Medically necessary dressings used for mechanical debridement, to cover chemical debridement, or to cover wounds for autolytic debridement are covered by both HMO and traditional regimens as part of surgical dressing provision, although the chemical debrid agents themselves, when self-administered, are covered by pharmaceutical benefits. Lairet and colleagues (2014) found that speeding up the healing process and reducing pain during healing are beneficial for the following reasons: faster return to work, lower risk of wound infection, improved quality of life (QOL), and possibly reduced need for analgesia.
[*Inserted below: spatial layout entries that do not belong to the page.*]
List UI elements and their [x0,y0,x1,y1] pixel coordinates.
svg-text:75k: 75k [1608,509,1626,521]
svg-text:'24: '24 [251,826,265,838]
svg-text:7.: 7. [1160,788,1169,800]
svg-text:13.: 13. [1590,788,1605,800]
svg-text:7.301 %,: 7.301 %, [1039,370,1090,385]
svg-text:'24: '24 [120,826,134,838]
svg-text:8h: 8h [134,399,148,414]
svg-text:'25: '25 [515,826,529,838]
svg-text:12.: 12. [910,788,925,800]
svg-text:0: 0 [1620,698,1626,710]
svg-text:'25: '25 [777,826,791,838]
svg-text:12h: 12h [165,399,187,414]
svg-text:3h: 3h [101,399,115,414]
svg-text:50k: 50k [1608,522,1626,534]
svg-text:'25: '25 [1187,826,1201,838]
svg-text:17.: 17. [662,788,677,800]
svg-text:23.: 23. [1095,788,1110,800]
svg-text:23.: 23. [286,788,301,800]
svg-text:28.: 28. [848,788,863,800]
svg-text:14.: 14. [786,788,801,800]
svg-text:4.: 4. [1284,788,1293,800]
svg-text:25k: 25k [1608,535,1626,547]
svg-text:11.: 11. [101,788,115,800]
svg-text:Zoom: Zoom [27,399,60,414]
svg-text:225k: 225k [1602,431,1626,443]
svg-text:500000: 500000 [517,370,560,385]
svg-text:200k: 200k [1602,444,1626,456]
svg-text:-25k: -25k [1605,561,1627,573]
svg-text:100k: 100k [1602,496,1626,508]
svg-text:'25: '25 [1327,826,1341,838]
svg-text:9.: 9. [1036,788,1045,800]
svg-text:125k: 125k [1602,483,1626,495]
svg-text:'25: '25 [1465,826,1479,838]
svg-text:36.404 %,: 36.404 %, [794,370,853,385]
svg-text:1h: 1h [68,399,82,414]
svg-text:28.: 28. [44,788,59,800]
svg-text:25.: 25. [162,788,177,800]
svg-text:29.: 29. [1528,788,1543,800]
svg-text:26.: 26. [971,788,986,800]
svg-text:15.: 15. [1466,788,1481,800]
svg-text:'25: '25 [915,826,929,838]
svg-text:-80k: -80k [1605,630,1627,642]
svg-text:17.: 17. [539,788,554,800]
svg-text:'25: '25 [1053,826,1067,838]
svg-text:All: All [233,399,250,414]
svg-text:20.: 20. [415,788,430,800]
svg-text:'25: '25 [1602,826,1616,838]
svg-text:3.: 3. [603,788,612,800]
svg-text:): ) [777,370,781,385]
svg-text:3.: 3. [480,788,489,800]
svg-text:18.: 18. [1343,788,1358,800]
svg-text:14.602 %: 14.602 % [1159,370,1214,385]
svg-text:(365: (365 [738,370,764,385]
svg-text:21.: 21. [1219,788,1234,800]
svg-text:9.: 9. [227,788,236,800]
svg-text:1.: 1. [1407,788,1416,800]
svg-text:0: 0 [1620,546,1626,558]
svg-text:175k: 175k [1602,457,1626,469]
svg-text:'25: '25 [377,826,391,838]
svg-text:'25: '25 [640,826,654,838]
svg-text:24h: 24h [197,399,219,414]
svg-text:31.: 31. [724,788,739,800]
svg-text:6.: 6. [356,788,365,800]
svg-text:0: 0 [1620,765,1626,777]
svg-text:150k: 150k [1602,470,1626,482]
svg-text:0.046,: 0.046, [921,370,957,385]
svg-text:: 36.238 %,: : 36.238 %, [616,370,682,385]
In a prospective RCT, these researchers investigated the effectiveness of a new oxygen diffusion dressing (OxyBand; Oxyband Technologies, St. Louis, MO) versus standard xeroform gauze dressings (Convidien, Mansfield, MA) in the treatment of skin graft donor sites in burn patients. Healing time was the primary endpoint, and pain scores and aesthetic outcomes were also assessed. MACs are Medicare contractors who develop LCD screens and process Medicare claims. MACs develop an LCD screen when there is no national coverage (NCD) (for example, if an item or service is new) or if a DTM needs to be defined more precisely for the specific jurisdiction. LCD screens are specific to an item or service (procedure) and define the specific diagnosis (illness or injury) for which the item or service is covered. LCD screens describe how the contractor reviews claims to ensure that the services provided meet health insurance coverage requirements.
Before an LCD screen becomes final, the MAC publishes the proposed LCD screens, which include a public comment period. LCD document IDs begin with the letter “L” (for example, L12345). Suggested LCD document IDs begin with the letters “DL” (for example, DL12345). For guidelines for developing LCD displays, see Chapter 13 of the Medicare Program Integrity Handbook.